It may possibly be heard, that the speakers change together with their speaking
rate, accent, and background environment, etc. Overall, the recordings
sound acceptably clear though, which is to be expected from a
crowd-sourced read speech corpus.
Let’s do a final check that the info is accurately prepared, by printing
the form of the speech input, its transcription, and the corresponding
sampling rate.
rand_int = random.randint(0, len(common_voice_train)-1)
print("Goal text:", common_voice_train[rand_int]["sentence"])
print("Input array shape:", common_voice_train[rand_int]["audio"]["array"].shape)
print("Sampling rate:", common_voice_train[rand_int]["audio"]["sampling_rate"])
Print Output:
Goal text: makedonya bu yıl otuz adet tyetmiş iki tankı aldı
Input array shape: (71040,)
Sampling rate: 16000
Good!
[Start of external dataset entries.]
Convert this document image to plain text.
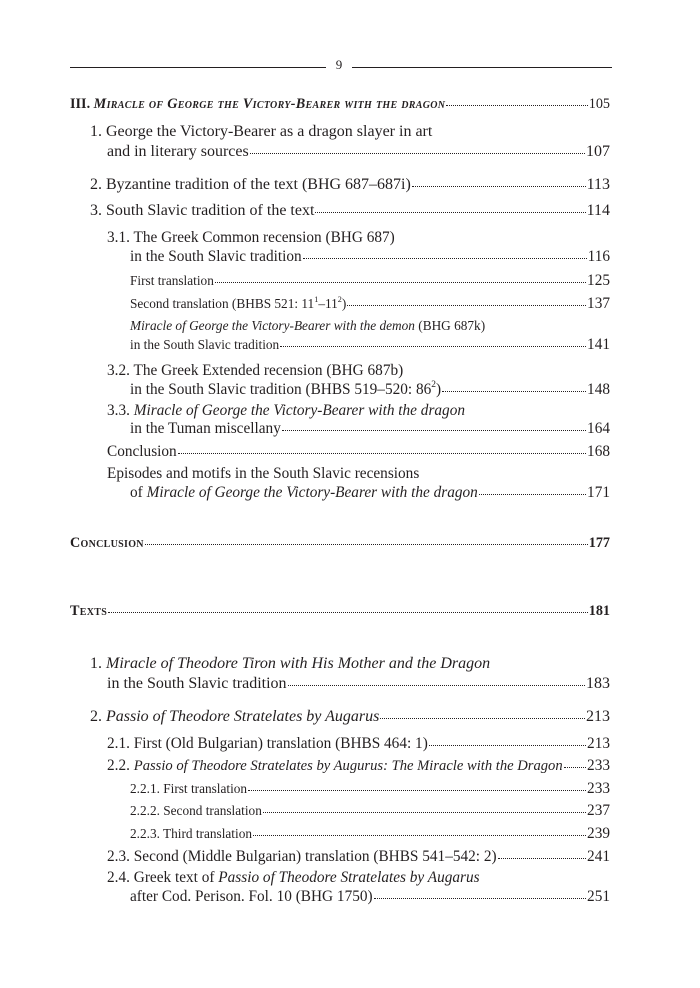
9
III. Miracle of George the Victory-Bearer with the dragon	105
1. George the Victory-Bearer as a dragon slayer in art
and in literary sources	107
2. Byzantine tradition of the text (BHG 687–687i)	113
3. South Slavic tradition of the text	114
3.1. The Greek Common recension (BHG 687)
in the South Slavic tradition	116
First translation	125
Second translation (BHBS 521: $11^1-11^2$)	137
Miracle of George the Victory-Bearer with the demon (BHG 687k)
in the South Slavic tradition	141
3.2. The Greek Extended recension (BHG 687b)
in the South Slavic tradition (BHBS 519–520: $86^2$)	148
3.3. Miracle of George the Victory-Bearer with the dragon
in the Tuman miscellany	164
Conclusion	168
Episodes and motifs in the South Slavic recensions
of Miracle of George the Victory-Bearer with the dragon	171
Conclusion	177
Texts	181
1. Miracle of Theodore Tiron with His Mother and the Dragon
in the South Slavic tradition	183
2. Passio of Theodore Stratelates by Augarus	213
2.1. First (Old Bulgarian) translation (BHBS 464: 1)	213
2.2. Passio of Theodore Stratelates by Augurus: The Miracle with the Dragon 233
2.2.1. First translation	233
2.2.2. Second translation	237
2.2.3. Third translation	239
2.3. Second (Middle Bulgarian) translation (BHBS 541–542: 2)	241
2.4. Greek text of Passio of Theodore Stratelates by Augarus
after Cod. Perison. Fol. 10 (BHG 1750)	251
Every part looks effective – the info is a 1-dimensional array, the
sampling rate all the time corresponds to 16kHz, and the goal text is
normalized.
Finally, we will leverage Wav2Vec2Processor to process the info to the
format expected by Wav2Vec2ForCTC for training. To accomplish that let’s make
use of Dataset’s
map(...)
function.
First, we load and resample the audio data, just by calling
batch["audio"]. Second, we extract the input_values from the loaded
audio file. In our case, the Wav2Vec2Processor only normalizes the
data. For other speech models, nevertheless, this step can include more
complex feature extraction, corresponding to Log-Mel feature
extraction.
Third, we encode the transcriptions to label ids.
Note: This mapping function is a superb example of how the
Wav2Vec2Processor class must be used. In “normal” context, calling
processor(...) is redirected to Wav2Vec2FeatureExtractor‘s call
method. When wrapping the processor into the as_target_processor
context, nevertheless, the identical method is redirected to
Wav2Vec2CTCTokenizer‘s call method. For more information please check
the
docs.
def prepare_dataset(batch):
audio = batch["audio"]
batch["input_values"] = processor(audio["array"], sampling_rate=audio["sampling_rate"]).input_values[0]
batch["input_length"] = len(batch["input_values"])
with processor.as_target_processor():
batch["labels"] = processor(batch["sentence"]).input_ids
return batch
Let’s apply the info preparation function to all examples.
common_voice_train = common_voice_train.map(prepare_dataset, remove_columns=common_voice_train.column_names)
common_voice_test = common_voice_test.map(prepare_dataset, remove_columns=common_voice_test.column_names)
Note: Currently datasets make use of
torchaudio and
librosa for audio loading
and resampling. In the event you want to implement your individual costumized data
loading/sampling, be happy to only make use of the "path" column
as an alternative and disrespect the "audio" column.
Long input sequences require plenty of memory. XLS-R relies on
self-attention. The memory requirement scales quadratically with the
input length for long input sequences (cf. with
this
reddit post). In case this demo crashes with an “Out-of-memory” error
for you, it is advisable to uncomment the next lines to filter all
sequences which might be longer than 5 seconds for training.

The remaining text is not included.